We have a thread devoted to the topic here http://emptyclosets.com/forum/entertainment-media/170981-writers-come-talk-about-writing-24.html
No I don't like to write because I don't like how pencils feel in my hand and the little rubber things are just worse. That is why I am always the first to finish writing things in my classes. (Since I don't like to write I write very fast to get it over with) I might be crazy but just the feeling of writing and the feeling of the pencil makes me a little stressed :/ Of course I love to type though and can type up to 103 WPM
Very, very well done. I just love this part. I'm currently writting a novel (one of the main characters is gender and sexuality fluid) but it's kind of piecemeal to share right now. But here is an assignment I did for my writing group. It was to write the final paragraph for a story. It's just a disembodied paragraph: Insensible Losses Torrid air and sand gusted into the living room as Leona pushed open the sliding glass door, CeeCee in tow. The two girls stood in silence for a few moments in the empty room, surveying the extent of the damage. “They took everything,” Leona exhaled in resolve.

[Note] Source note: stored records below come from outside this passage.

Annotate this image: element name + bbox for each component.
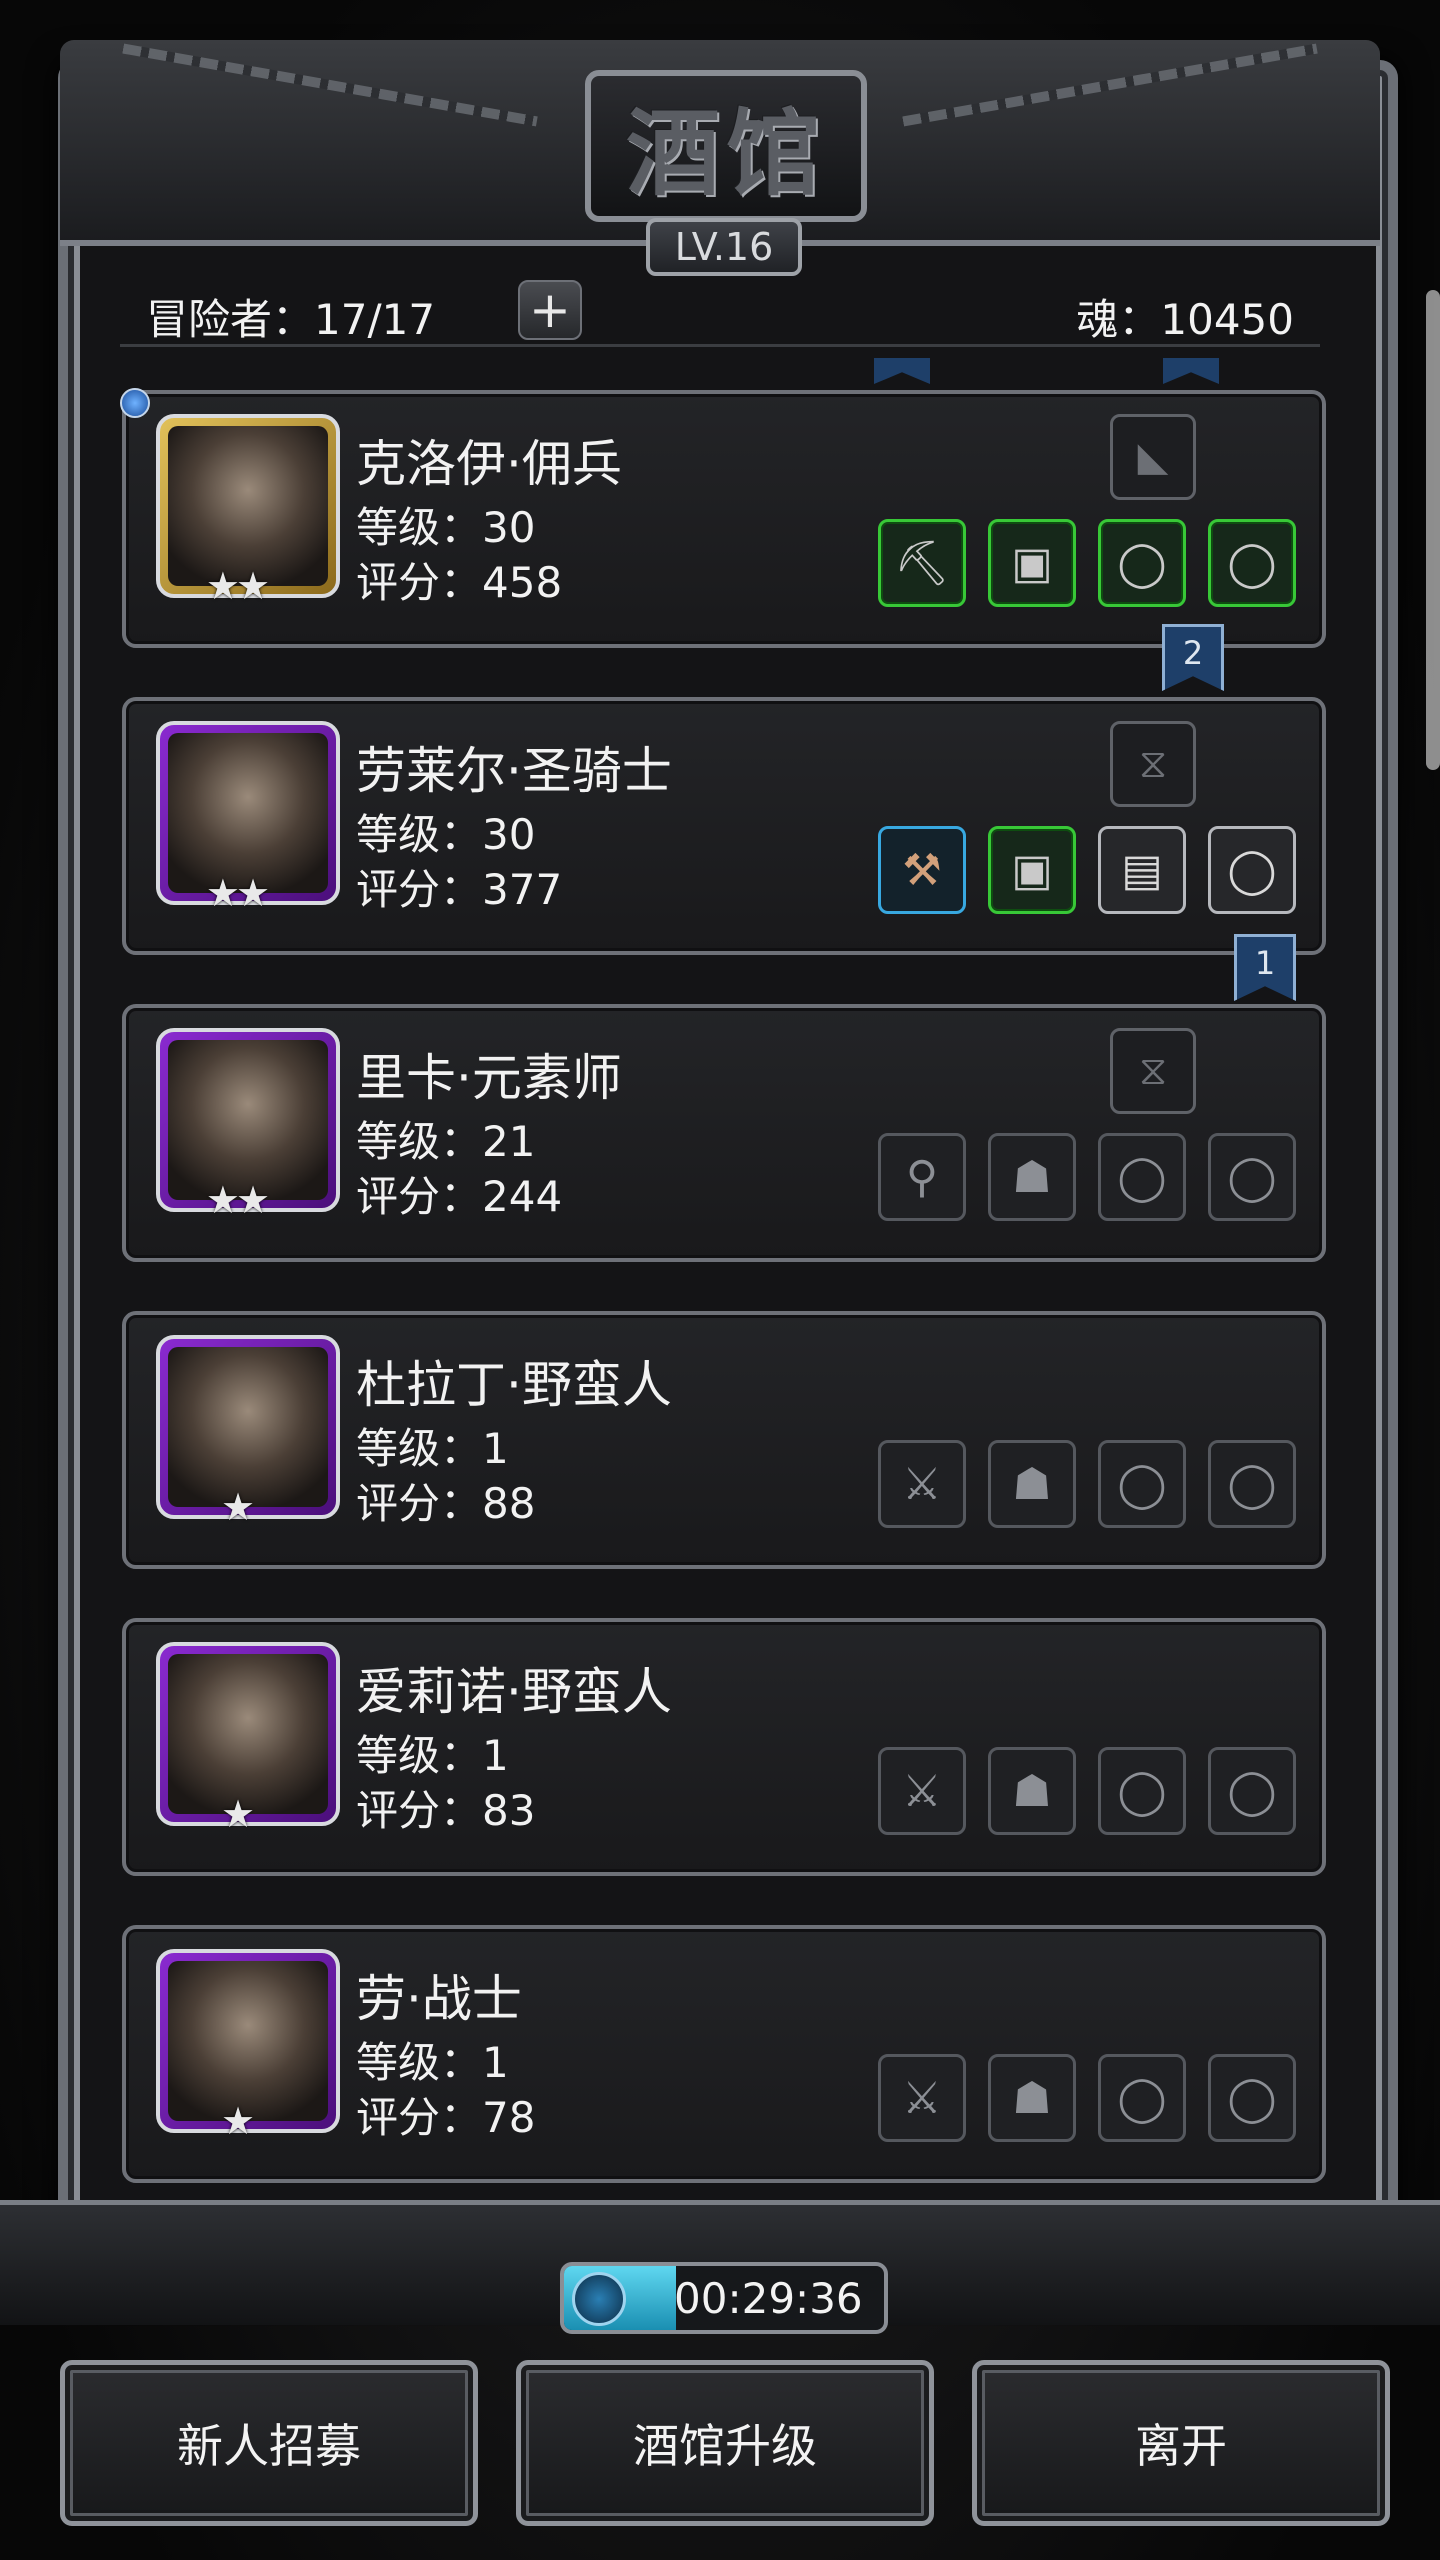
hero-score: 评分：458 (356, 558, 563, 607)
equipment-slot[interactable]: ◯ (1098, 519, 1186, 607)
equipment-slot[interactable]: ☗ (988, 1440, 1076, 1528)
hero-score: 评分：244 (356, 1172, 563, 1221)
hero-name: 里卡·元素师 (356, 1049, 622, 1107)
avatar (168, 1040, 328, 1200)
equipment-slot[interactable]: ◯ (1098, 1440, 1186, 1528)
equipment-slot[interactable]: ▤ (1098, 826, 1186, 914)
equipment-slot[interactable]: ◯ (1098, 2054, 1186, 2142)
equipment-slot[interactable]: ◯ (1098, 1133, 1186, 1221)
equipment-slot[interactable]: ◯ (1208, 1133, 1296, 1221)
hero-level: 等级：1 (356, 2038, 509, 2087)
equipment-slot[interactable]: ⛏ (878, 519, 966, 607)
add-slot-button[interactable]: + (518, 280, 582, 340)
refresh-timer: 00:29:36 (560, 2262, 888, 2334)
hero-score: 评分：78 (356, 2093, 536, 2142)
hero-level: 等级：30 (356, 810, 536, 859)
equipment-slots: ⚔ ☗ ◯ ◯ (878, 1747, 1296, 1835)
equipment-slot[interactable]: ▣ (988, 519, 1076, 607)
action-buttons: 新人招募 酒馆升级 离开 (60, 2360, 1390, 2526)
equipment-slot[interactable]: ◯ (1208, 519, 1296, 607)
equipment-slot[interactable]: ◯ (1208, 1747, 1296, 1835)
artifact-slot[interactable]: ⧖ (1110, 1028, 1196, 1114)
equipment-slot[interactable]: ⚲ (878, 1133, 966, 1221)
hero-score: 评分：83 (356, 1786, 536, 1835)
chain-decoration (902, 43, 1318, 127)
artifact-slot[interactable]: ◣ (1110, 414, 1196, 500)
title-plaque: 酒馆 (585, 70, 867, 222)
timer-text: 00:29:36 (674, 2274, 863, 2323)
clock-icon (572, 2272, 626, 2326)
artifact-slot[interactable]: ⧖ (1110, 721, 1196, 807)
avatar (168, 733, 328, 893)
avatar (168, 1654, 328, 1814)
equipment-slots: ⚔ ☗ ◯ ◯ (878, 1440, 1296, 1528)
equipment-slot[interactable]: ⚔ (878, 1440, 966, 1528)
scrollbar[interactable] (1426, 290, 1440, 770)
hero-name: 杜拉丁·野蛮人 (356, 1356, 672, 1414)
hero-card[interactable]: ★★ 里卡·元素师 等级：21 评分：244 ⧖ ⚲ ☗ ◯ ◯ (122, 1004, 1326, 1262)
star-rating: ★★ (205, 1178, 270, 1222)
equipment-slot[interactable]: ▣ (988, 826, 1076, 914)
equipment-slot[interactable]: ☗ (988, 1133, 1076, 1221)
hero-name: 克洛伊·佣兵 (356, 435, 622, 493)
hero-name: 爱莉诺·野蛮人 (356, 1663, 672, 1721)
hero-name: 劳莱尔·圣骑士 (356, 742, 672, 800)
hero-card[interactable]: ★★ 劳莱尔·圣骑士等级：30 评分：377 ⧖ ⚒ ▣ ▤ ◯ (122, 697, 1326, 955)
hero-score: 评分：377 (356, 865, 563, 914)
hero-card[interactable]: ★ 爱莉诺·野蛮人 等级：1 评分：83 ⚔ ☗ ◯ ◯ (122, 1618, 1326, 1876)
avatar (168, 1961, 328, 2121)
equipment-slot[interactable]: ☗ (988, 1747, 1076, 1835)
star-rating: ★★ (205, 564, 270, 608)
equipment-slots: ⛏ ▣ ◯ ◯ (878, 519, 1296, 607)
hero-level: 等级：30 (356, 503, 536, 552)
selected-indicator-icon (120, 388, 150, 418)
stats-bar: 冒险者：17/17 + 魂：10450 (120, 280, 1320, 347)
star-rating: ★ (220, 2099, 255, 2143)
hero-level: 等级：1 (356, 1424, 509, 1473)
star-rating: ★ (220, 1792, 255, 1836)
star-rating: ★ (220, 1485, 255, 1529)
hero-card[interactable]: ★ 劳·战士 等级：1 评分：78 ⚔ ☗ ◯ ◯ (122, 1925, 1326, 2183)
equipment-slot[interactable]: ◯ (1208, 1440, 1296, 1528)
avatar (168, 1347, 328, 1507)
equipment-slot[interactable]: ◯ (1208, 826, 1296, 914)
tavern-level-badge: LV.16 (646, 218, 802, 276)
hero-level: 等级：21 (356, 1117, 536, 1166)
equipment-slot[interactable]: ◯ (1098, 1747, 1186, 1835)
avatar (168, 426, 328, 586)
hero-name: 劳·战士 (356, 1970, 522, 2028)
star-rating: ★★ (205, 871, 270, 915)
hero-score: 评分：88 (356, 1479, 536, 1528)
adventurer-count: 冒险者：17/17 (146, 295, 436, 344)
equipment-slot[interactable]: ⚔ (878, 1747, 966, 1835)
hero-card[interactable]: ★★ 克洛伊·佣兵 等级：30 评分：458 ◣ ⛏ ▣ ◯ ◯ (120, 388, 1326, 648)
page-title: 酒馆 (625, 99, 826, 209)
soul-count: 魂：10450 (1076, 295, 1294, 344)
leave-button[interactable]: 离开 (972, 2360, 1390, 2526)
hero-level: 等级：1 (356, 1731, 509, 1780)
equipment-slot[interactable]: ◯ (1208, 2054, 1296, 2142)
upgrade-tavern-button[interactable]: 酒馆升级 (516, 2360, 934, 2526)
hero-card[interactable]: ★ 杜拉丁·野蛮人 等级：1 评分：88 ⚔ ☗ ◯ ◯ (122, 1311, 1326, 1569)
equipment-slot[interactable]: ☗ (988, 2054, 1076, 2142)
equipment-slot[interactable]: ⚔ (878, 2054, 966, 2142)
equipment-slots: ⚔ ☗ ◯ ◯ (878, 2054, 1296, 2142)
equipment-slots: ⚲ ☗ ◯ ◯ (878, 1133, 1296, 1221)
equipment-slots: ⚒ ▣ ▤ ◯ (878, 826, 1296, 914)
recruit-button[interactable]: 新人招募 (60, 2360, 478, 2526)
chain-decoration (122, 43, 538, 127)
equipment-slot[interactable]: ⚒ (878, 826, 966, 914)
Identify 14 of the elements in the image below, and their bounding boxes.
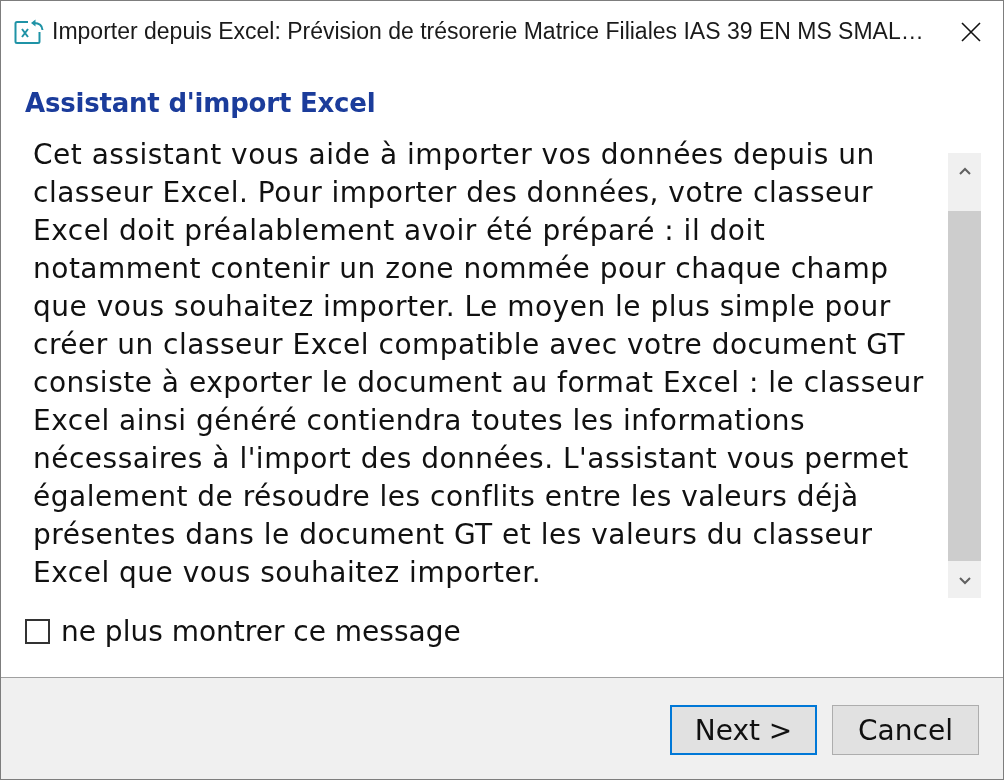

Searing tears bubbled to the surface as she remembered the tattered family quilt and her father’s worn leather boots, her red bicycle and homework hanging on the fridge. The General Electric monitor top had been replaced by a tall, dirty shadow that hovered like a ghost in the kitchen. “Everything,” she repeated in a whisper that, along with her tears, evaporated in the oven heat of the Arizona midday. CeeCee brushed stray dark hairs and dust from her olive cheek. “Well, I guess that makes our job a whole lot easier.” Then grasping their brooms, shoulders heavy, they began to sweep away the remnants of their childhood.